The present work thus adds to our understanding of the way in which distinct sensory systems are able to regulate motor network activity, and in particular, points to the extent to which convergent afferent signaling is processed at first-order synapses in sensorimotor pathways. Although studies on a variety of systems (Clarac and Cattaert, 1996; Parker and Grillner, 1996; El Manira et al., 1997; Nusbaum et al., 1997; Rudomin, 2002; Frost et al., 2003), including the crustacean stomatogastric system (Beenhakker et al., 2005, 2007), have identified integrative roles for various mechanisms at primary afferent synapses, how such multiple processes enable converging input pathways to direct their information to downstream rhythmically active motor circuitry has thus far not been described. It should also be noted that unlike the solitary AGR neuron, PSR is a multicellular stretch receptor whose dendrites terminate in the stomach wall (Dando and Laverack, 1969).
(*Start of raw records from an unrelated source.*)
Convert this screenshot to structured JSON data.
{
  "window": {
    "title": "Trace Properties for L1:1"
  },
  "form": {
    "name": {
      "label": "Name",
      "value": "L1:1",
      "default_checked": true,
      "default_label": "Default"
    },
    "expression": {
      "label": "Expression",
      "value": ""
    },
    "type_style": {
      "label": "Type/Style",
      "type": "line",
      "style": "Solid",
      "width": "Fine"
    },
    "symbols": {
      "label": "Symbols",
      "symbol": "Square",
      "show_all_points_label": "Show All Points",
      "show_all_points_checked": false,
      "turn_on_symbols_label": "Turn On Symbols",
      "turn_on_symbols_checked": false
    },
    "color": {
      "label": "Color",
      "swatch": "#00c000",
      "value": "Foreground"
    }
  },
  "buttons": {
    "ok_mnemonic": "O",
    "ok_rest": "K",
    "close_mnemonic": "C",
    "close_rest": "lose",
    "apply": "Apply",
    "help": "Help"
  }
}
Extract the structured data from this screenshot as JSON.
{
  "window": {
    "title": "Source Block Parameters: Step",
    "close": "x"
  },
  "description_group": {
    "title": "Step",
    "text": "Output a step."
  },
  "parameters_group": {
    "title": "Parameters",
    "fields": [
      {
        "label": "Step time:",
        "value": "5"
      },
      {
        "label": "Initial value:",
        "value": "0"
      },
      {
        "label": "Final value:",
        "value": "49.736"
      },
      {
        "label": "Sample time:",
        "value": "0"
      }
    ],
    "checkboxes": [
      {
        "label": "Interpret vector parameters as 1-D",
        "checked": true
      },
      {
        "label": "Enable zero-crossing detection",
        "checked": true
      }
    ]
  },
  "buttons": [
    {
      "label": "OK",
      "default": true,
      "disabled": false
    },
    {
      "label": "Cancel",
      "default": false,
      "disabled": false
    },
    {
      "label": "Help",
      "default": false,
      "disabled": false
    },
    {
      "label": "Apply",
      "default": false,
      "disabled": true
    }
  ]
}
It is therefore possible that the physiological activation of PSR is not equivalent in all its component cells, but that they are recruited differentially according to muscle movement and/or stomach distention. It is possible, therefore, that biologically relevant activation of PSR, rather than en bloc nerve stimulation as used in our in vitro experiments, will reveal an even wider range of integrative processes than those described here.